Os mais que liberais saberão que os Países Baixos, um Estado visto como um bom exemplo de liberalismo, têm a Nederlandse Publieke Omroep (NPO)? E que um país tão capitalista quanto os Estados Unidos tem a National Public Radio? Não conheço nenhum país de primeiro mundo que não tenha um serviço público de rádio e de televisão. Seja totalmente público, seja através de uma fundação, seja através de outro modelo. Nem mesmo um governo conservador-liberal como o de Margaret Thatcher ousou terminar com o serviço público da BBC. A não ser que a IL se inspire no liberalismo tão democrático do regime de Augusto Pinochet no Chile, um grande exemplo de liberdade (estou, naturalmente, a ser irónico)...
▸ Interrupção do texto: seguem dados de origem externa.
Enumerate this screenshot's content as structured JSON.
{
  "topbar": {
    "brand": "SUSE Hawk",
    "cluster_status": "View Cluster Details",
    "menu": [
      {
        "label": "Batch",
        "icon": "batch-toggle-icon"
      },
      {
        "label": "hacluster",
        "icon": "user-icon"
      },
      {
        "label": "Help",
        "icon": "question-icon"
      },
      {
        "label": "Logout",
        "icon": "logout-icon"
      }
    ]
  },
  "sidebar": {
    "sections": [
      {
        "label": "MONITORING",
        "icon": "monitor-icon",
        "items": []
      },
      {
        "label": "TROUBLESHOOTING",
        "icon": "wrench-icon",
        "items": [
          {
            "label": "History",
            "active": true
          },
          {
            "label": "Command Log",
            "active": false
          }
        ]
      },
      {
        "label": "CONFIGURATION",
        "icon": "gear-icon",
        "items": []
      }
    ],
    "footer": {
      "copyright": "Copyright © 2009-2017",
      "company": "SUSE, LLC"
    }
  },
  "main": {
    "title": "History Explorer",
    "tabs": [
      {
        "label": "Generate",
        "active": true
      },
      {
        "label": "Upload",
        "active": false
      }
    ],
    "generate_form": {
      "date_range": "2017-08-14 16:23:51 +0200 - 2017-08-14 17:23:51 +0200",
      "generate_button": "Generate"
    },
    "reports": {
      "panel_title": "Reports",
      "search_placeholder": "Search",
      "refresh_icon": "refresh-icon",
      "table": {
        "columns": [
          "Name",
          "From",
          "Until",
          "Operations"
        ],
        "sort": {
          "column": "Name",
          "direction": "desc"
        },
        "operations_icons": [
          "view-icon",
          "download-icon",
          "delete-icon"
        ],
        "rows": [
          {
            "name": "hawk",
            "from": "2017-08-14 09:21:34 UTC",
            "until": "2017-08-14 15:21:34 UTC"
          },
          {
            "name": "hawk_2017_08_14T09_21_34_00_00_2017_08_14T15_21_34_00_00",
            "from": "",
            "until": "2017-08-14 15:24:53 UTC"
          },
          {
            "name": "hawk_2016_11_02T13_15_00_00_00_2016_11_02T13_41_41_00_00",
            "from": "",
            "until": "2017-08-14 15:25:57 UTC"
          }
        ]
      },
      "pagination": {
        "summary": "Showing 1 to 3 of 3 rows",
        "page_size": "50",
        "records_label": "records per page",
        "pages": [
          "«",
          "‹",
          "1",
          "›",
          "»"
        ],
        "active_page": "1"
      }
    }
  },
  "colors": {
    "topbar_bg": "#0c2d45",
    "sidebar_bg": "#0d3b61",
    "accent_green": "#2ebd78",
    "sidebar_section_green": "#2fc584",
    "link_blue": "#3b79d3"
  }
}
No meio de uma pandemia, a exigência do funcionamento de meios de comunicação social credíveis, sejam de empresas públicas ou privadas, é, mais do que nunca, inegável. Se as pessoas se informassem apenas através das redes sociais, a esta hora teríamos milhões de cidadãos a recusarem-se a usar máscara, hospitais em verdadeiro estado de guerra, com milhares de doentes Covid e não Covid a morrerem por falta de assistência, tudo porque as pessoas acreditavam em tudo o que liam na Internet e não havia meios de comunicação social a entrevistar epidemiologistas e outros médicos que lidam diariamente com situações complicadas, transmitindo para todo o país informação confirmada por especialistas com conhecimento de causa. Por muitos defeitos que tenham os jornalistas, estes continuam a manter o profissionalismo que não se coaduna com charlatões que não se importam que morram milhares de pessoas com Covid-19 porque querem à viva força descredibilizar a comunidade científica e o conhecimento adquirido em vários séculos de epidemias!